The gas diffusion layer 134 is used to diffuse air from a flow channel of the plate 144 towards the cathode 124.

The gas diffusion layers 132 and 134 can for example be obtained in a manner known per se in the form of fiber, felt or graphite fabric on which a hydrophobic agent is fixed, for example polytetrafluoroethylene. Advantageously, the gas diffusion layers 132 and 134 have a thickness five times greater than the thickness of the assembly including the membrane 120, the anode 122 and the cathode 124. Since the gas diffusion layers 132 and 134 are generally compressible, they make it possible to absorb the heterogeneity of thickness of the membrane/electrode assembly. The gas diffusion layers 132 and 134 could for example have a thickness of 200 μm to 500 μm.

According to a second improvement of the invention, the cathode 124 comprises a support of the catalyst material including a first graphitized material to which the catalyst is fixed. The support of the cathode 124 also includes a second material to which the catalyst is fixed, this material having a resistance to corrosion by oxygen greater than the resistance of the graphitized material. The quantity of this second material at the oxygen (O2) inlet 162 is greater than the quantity of this second material at the outlet 164. The phenomenon of corrosion of the cathode 124 is thus diminished without excessively affecting the cost price of the cell.

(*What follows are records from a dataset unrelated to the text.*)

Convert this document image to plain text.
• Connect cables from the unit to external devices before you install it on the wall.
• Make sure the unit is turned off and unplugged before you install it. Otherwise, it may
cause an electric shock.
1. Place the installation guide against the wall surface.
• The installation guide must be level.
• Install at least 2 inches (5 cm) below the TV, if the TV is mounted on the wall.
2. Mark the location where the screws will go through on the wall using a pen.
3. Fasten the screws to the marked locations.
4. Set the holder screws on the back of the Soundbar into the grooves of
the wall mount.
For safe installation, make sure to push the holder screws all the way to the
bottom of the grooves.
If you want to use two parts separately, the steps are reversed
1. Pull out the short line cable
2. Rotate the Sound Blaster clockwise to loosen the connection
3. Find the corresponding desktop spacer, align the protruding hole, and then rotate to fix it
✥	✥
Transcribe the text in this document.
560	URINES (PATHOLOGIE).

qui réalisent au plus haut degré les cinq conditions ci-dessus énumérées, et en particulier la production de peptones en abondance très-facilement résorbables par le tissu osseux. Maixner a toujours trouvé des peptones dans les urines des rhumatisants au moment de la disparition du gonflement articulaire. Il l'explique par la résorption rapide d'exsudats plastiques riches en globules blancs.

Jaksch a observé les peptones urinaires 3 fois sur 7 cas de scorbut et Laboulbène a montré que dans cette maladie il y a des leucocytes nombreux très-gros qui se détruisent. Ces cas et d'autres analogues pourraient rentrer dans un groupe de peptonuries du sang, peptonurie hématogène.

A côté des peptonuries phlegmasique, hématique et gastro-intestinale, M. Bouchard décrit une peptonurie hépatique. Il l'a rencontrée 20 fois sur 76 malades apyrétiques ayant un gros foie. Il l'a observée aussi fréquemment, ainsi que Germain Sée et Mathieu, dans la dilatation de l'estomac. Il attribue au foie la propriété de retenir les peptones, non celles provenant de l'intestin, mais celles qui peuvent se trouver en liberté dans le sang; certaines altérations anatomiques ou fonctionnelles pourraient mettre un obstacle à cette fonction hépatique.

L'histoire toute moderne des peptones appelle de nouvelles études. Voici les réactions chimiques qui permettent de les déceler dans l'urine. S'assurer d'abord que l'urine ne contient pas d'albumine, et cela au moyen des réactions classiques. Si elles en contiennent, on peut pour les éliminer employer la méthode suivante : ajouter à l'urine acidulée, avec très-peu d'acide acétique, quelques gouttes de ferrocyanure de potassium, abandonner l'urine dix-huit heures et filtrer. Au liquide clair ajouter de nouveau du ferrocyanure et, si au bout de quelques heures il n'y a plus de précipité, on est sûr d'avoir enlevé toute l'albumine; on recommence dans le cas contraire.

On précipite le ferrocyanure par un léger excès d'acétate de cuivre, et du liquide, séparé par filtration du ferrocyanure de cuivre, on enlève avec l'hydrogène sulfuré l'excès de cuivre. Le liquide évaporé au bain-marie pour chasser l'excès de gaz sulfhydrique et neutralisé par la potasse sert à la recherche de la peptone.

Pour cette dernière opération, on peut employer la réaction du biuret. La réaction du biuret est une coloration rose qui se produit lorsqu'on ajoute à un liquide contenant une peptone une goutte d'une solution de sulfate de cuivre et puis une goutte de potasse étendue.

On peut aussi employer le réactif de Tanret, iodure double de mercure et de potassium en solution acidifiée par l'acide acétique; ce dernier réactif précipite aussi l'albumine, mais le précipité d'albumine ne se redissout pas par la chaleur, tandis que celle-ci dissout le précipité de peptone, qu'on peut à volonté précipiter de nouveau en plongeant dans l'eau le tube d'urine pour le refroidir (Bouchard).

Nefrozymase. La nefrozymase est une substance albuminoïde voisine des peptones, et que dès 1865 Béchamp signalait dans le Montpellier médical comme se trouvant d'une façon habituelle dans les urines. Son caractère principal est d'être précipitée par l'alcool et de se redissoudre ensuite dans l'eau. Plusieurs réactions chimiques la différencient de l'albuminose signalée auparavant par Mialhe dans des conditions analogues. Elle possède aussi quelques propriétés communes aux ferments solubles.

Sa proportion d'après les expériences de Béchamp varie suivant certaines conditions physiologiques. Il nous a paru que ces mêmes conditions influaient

The second material could for example include fullerene, doped SnO₂ or doped TiO₂. This latter material should enable diffusion of the gases and a diffusion of the protons. Limiting the use of this second material to the necessary zones contains the cost price of the cathode 124.

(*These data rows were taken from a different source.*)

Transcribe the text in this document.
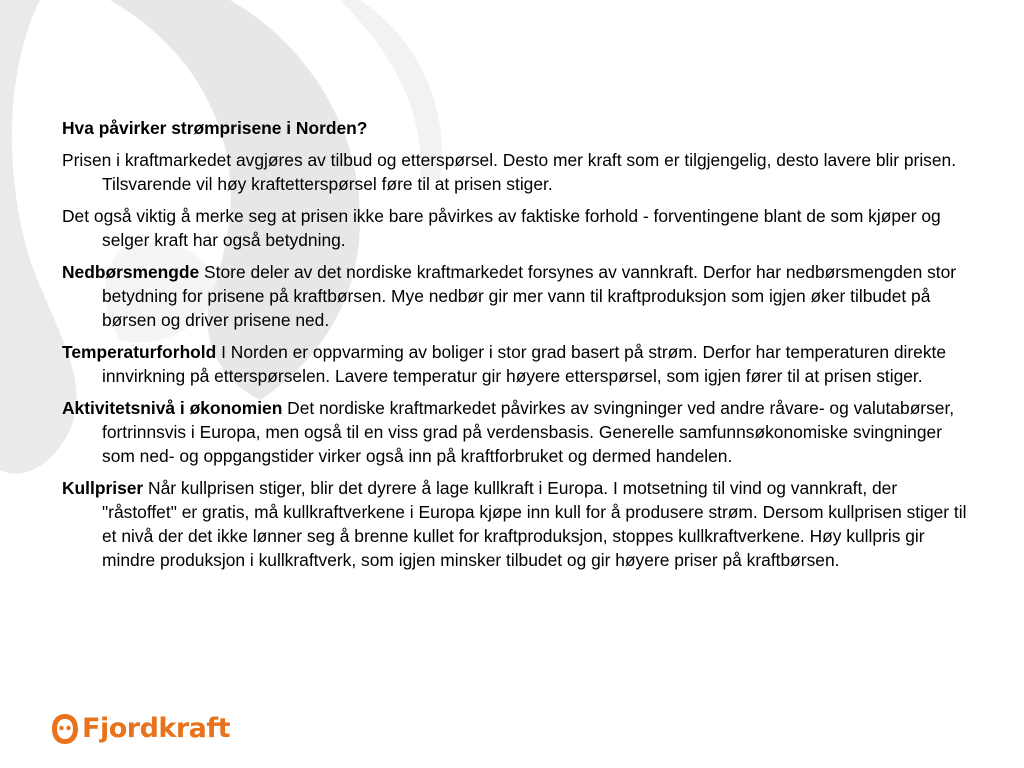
Hva påvirker strømprisene i Norden?

Prisen i kraftmarkedet avgjøres av tilbud og etterspørsel. Desto mer kraft som er tilgjengelig, desto lavere blir prisen. Tilsvarende vil høy kraftetterspørsel føre til at prisen stiger.

Det også viktig å merke seg at prisen ikke bare påvirkes av faktiske forhold - forventingene blant de som kjøper og selger kraft har også betydning.

Nedbørsmengde Store deler av det nordiske kraftmarkedet forsynes av vannkraft. Derfor har nedbørsmengden stor betydning for prisene på kraftbørsen. Mye nedbør gir mer vann til kraftproduksjon som igjen øker tilbudet på børsen og driver prisene ned.

Temperaturforhold I Norden er oppvarming av boliger i stor grad basert på strøm. Derfor har temperaturen direkte innvirkning på etterspørselen. Lavere temperatur gir høyere etterspørsel, som igjen fører til at prisen stiger.

Aktivitetsnivå i økonomien Det nordiske kraftmarkedet påvirkes av svingninger ved andre råvare- og valutabørser, fortrinnsvis i Europa, men også til en viss grad på verdensbasis. Generelle samfunnsøkonomiske svingninger som ned- og oppgangstider virker også inn på kraftforbruket og dermed handelen.

Kullpriser Når kullprisen stiger, blir det dyrere å lage kullkraft i Europa. I motsetning til vind og vannkraft, der "råstoffet" er gratis, må kullkraftverkene i Europa kjøpe inn kull for å produsere strøm. Dersom kullprisen stiger til et nivå der det ikke lønner seg å brenne kullet for kraftproduksjon, stoppes kullkraftverkene. Høy kullpris gir mindre produksjon i kullkraftverk, som igjen minsker tilbudet og gir høyere priser på kraftbørsen.

Fjordkraft
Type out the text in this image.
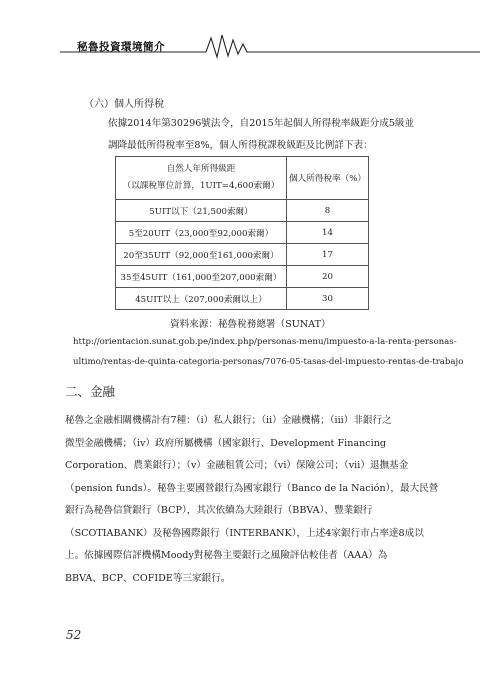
秘魯投資環境簡介
（六）個人所得稅
依據2014年第30296號法令，自2015年起個人所得稅率級距分成5級並
調降最低所得稅率至8%，個人所得稅課稅級距及比例詳下表：
自然人年所得級距
（以課稅單位計算，1UIT=4,600索爾）	個人所得稅率（%）
5UIT以下（21,500索爾）	8
5至20UIT（23,000至92,000索爾）	14
20至35UIT（92,000至161,000索爾）	17
35至45UIT（161,000至207,000索爾）	20
45UIT以上（207,000索爾以上）	30
資料來源：秘魯稅務總署（SUNAT）
http://orientacion.sunat.gob.pe/index.php/personas-menu/impuesto-a-la-renta-personas-
ultimo/rentas-de-quinta-categoria-personas/7076-05-tasas-del-impuesto-rentas-de-trabajo
二、金融
秘魯之金融相關機構計有7種：（i）私人銀行；（ii）金融機構；（iii）非銀行之
微型金融機構；（iv）政府所屬機構（國家銀行、Development Financing
Corporation、農業銀行）；（v）金融租賃公司；（vi）保險公司；（vii）退撫基金
（pension funds）。秘魯主要國營銀行為國家銀行（Banco de la Nación），最大民營
銀行為秘魯信貸銀行（BCP），其次依續為大陸銀行（BBVA）、豐業銀行
（SCOTIABANK）及秘魯國際銀行（INTERBANK），上述4家銀行市占率達8成以
上。依據國際信評機構Moody對秘魯主要銀行之風險評估較佳者（AAA）為
BBVA、BCP、COFIDE等三家銀行。
52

In one variant illustrated in FIG. 4, the cathode 124 comprises two layers Z5 and Z6. The layer Z5 and Z6 are superimposed in the direction of their thickness. The layer Z5 has a homogenous concentration of reinforced material. The layer Z6 has a homogenous concentration in graphitized material. The thickness of the layer Z5 decreases continuously between the inlet 162 and the outlet 164. The thickness of the layer Z6 increases continuously between the inlet 162 and the outlet 164. The assembling of the layers Z5 and Z6 has a constant thickness.

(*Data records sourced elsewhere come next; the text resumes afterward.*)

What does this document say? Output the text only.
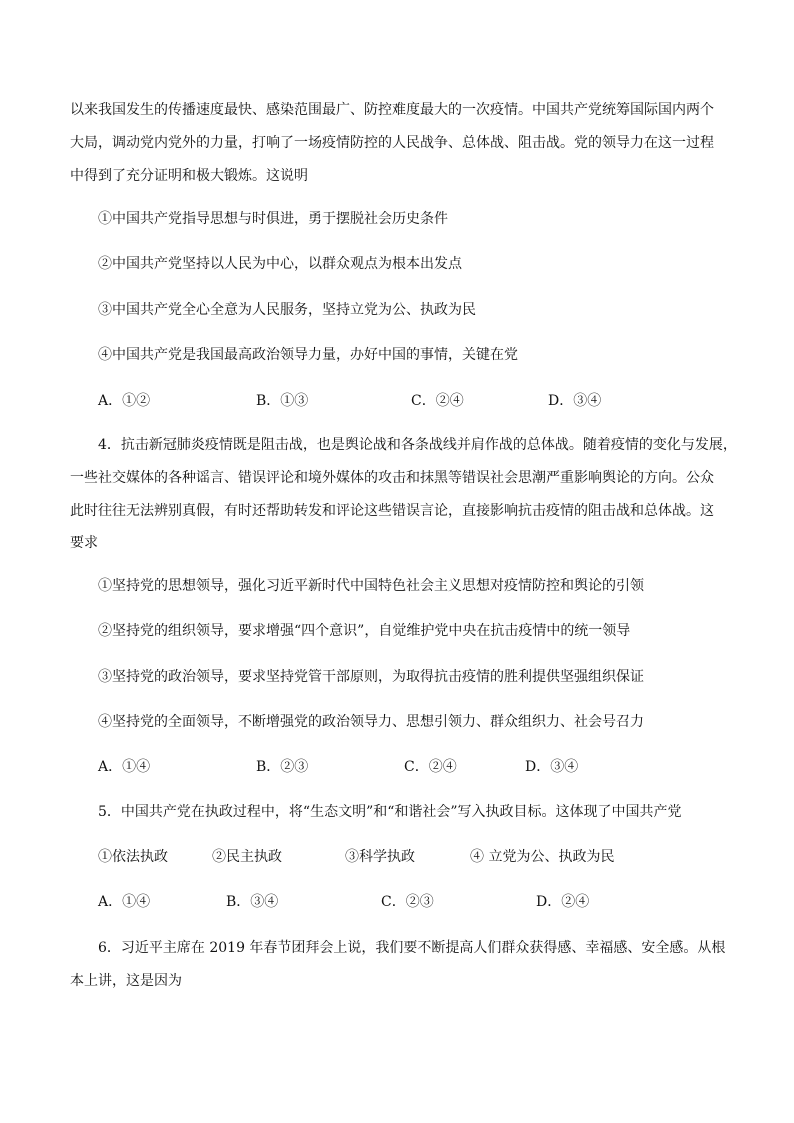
以来我国发生的传播速度最快、感染范围最广、防控难度最大的一次疫情。中国共产党统筹国际国内两个
大局，调动党内党外的力量，打响了一场疫情防控的人民战争、总体战、阻击战。党的领导力在这一过程
中得到了充分证明和极大锻炼。这说明
①中国共产党指导思想与时俱进，勇于摆脱社会历史条件
②中国共产党坚持以人民为中心，以群众观点为根本出发点
③中国共产党全心全意为人民服务，坚持立党为公、执政为民
④中国共产党是我国最高政治领导力量，办好中国的事情，关键在党
A．①②	B．①③	C．②④	D．③④
4．抗击新冠肺炎疫情既是阻击战，也是舆论战和各条战线并肩作战的总体战。随着疫情的变化与发展，
一些社交媒体的各种谣言、错误评论和境外媒体的攻击和抹黑等错误社会思潮严重影响舆论的方向。公众
此时往往无法辨别真假，有时还帮助转发和评论这些错误言论，直接影响抗击疫情的阻击战和总体战。这
要求
①坚持党的思想领导，强化习近平新时代中国特色社会主义思想对疫情防控和舆论的引领
②坚持党的组织领导，要求增强“四个意识”，自觉维护党中央在抗击疫情中的统一领导
③坚持党的政治领导，要求坚持党管干部原则，为取得抗击疫情的胜利提供坚强组织保证
④坚持党的全面领导，不断增强党的政治领导力、思想引领力、群众组织力、社会号召力
A．①④	B．②③	C．②④	D．③④
5．中国共产党在执政过程中，将“生态文明”和“和谐社会”写入执政目标。这体现了中国共产党
①依法执政	②民主执政	③科学执政	④ 立党为公、执政为民
A．①④	B．③④	C．②③	D．②④
6．习近平主席在 2019 年春节团拜会上说，我们要不断提高人们群众获得感、幸福感、安全感。从根
本上讲，这是因为
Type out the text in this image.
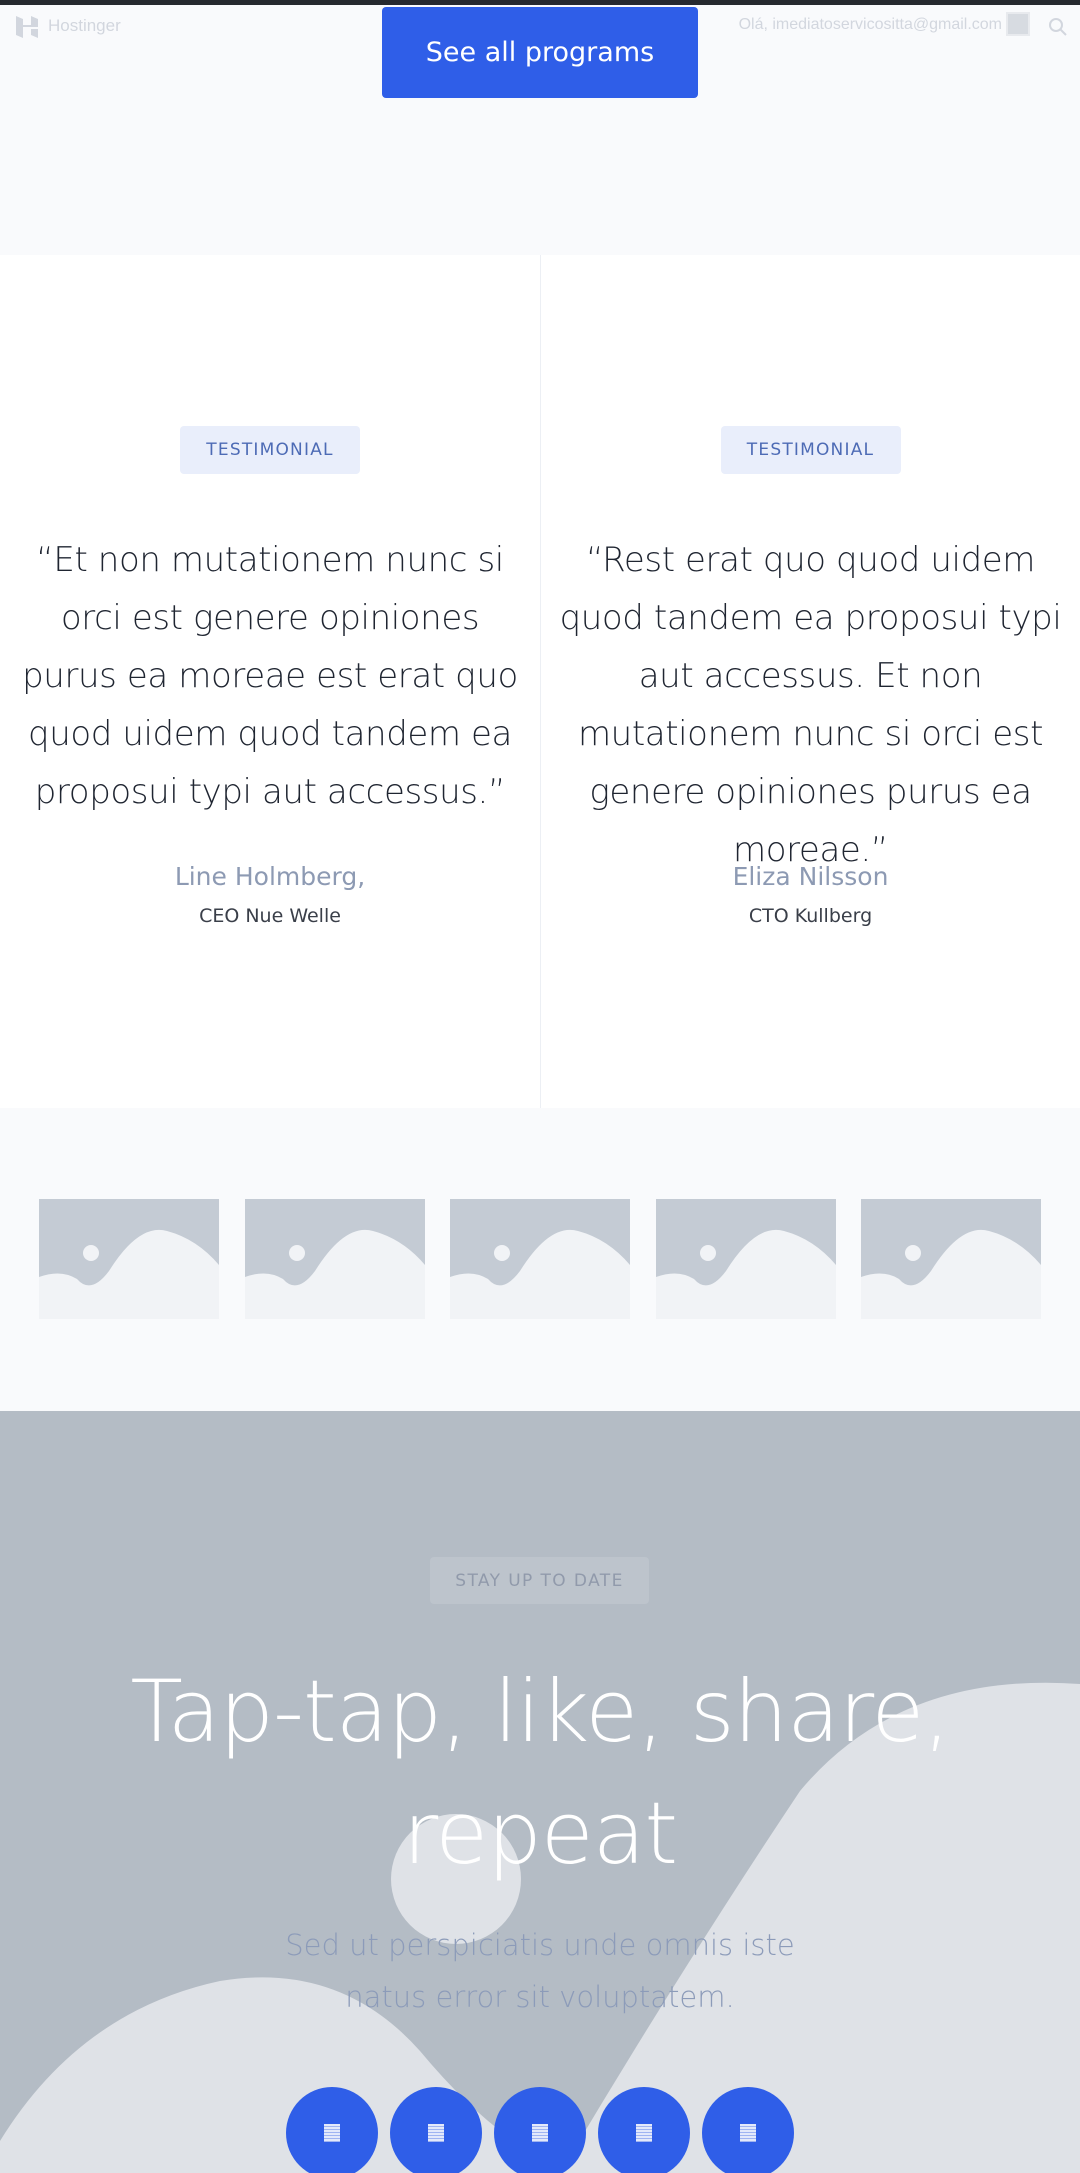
Hostinger	Olá, imediatoservicositta@gmail.com
See all programs
TESTIMONIAL

“Et non mutationem nunc si orci est genere opiniones purus ea moreae est erat quo quod uidem quod tandem ea proposui typi aut accessus.”

Line Holmberg,
CEO Nue Welle
TESTIMONIAL

“Rest erat quo quod uidem quod tandem ea proposui typi aut accessus. Et non mutationem nunc si orci est genere opiniones purus ea moreae.”

Eliza Nilsson
CTO Kullberg
STAY UP TO DATE
Tap-tap, like, share, repeat

Sed ut perspiciatis unde omnis iste natus error sit voluptatem.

Although this is not illustrated, it is also possible to make a cathode 124 having a layer with a concentration of a reinforced material that decreases between the inlet 162 and the outlet 164.

Claims

1-4. (canceled)

5. A manufacture comprising a fuel cell, said fuel cell comprising a proton-exchange membrane, an anode, and a cathode, wherein said anode is fixed on a first side of said proton-exchange membrane, wherein said cathode is fixed on a second side of said proton-exchange membrane, wherein said anode demarcates a flow conduit between a molecular-hydrogen inlet area and a molecular-hydrogen outlet area, wherein a quantity of catalyst at said molecular-hydrogen outlet area is smaller than a quantity of catalyst at said molecular-hydrogen inlet area; and wherein said anode has a thickness that decreases continuously between said molecular-hydrogen inlet area and said molecular-hydrogen outlet area.

6. The manufacture of claim 5, wherein said anode has a first concentration of catalyst at said molecular-hydrogen inlet area, wherein said anode has a second concentration of catalyst at said molecular-hydrogen outlet area, and wherein said first concentration is at least twice said second concentration.

7. The manufacture of claim 5, wherein said anode comprises a catalyst fixed to a support including graphite.

8. The manufacture of claim 5, wherein said cathode delimits a flow conduit between a molecular-oxygen inlet area and a water outlet area, and wherein said water outlet area is positioned to be facing said molecular-hydrogen inlet area.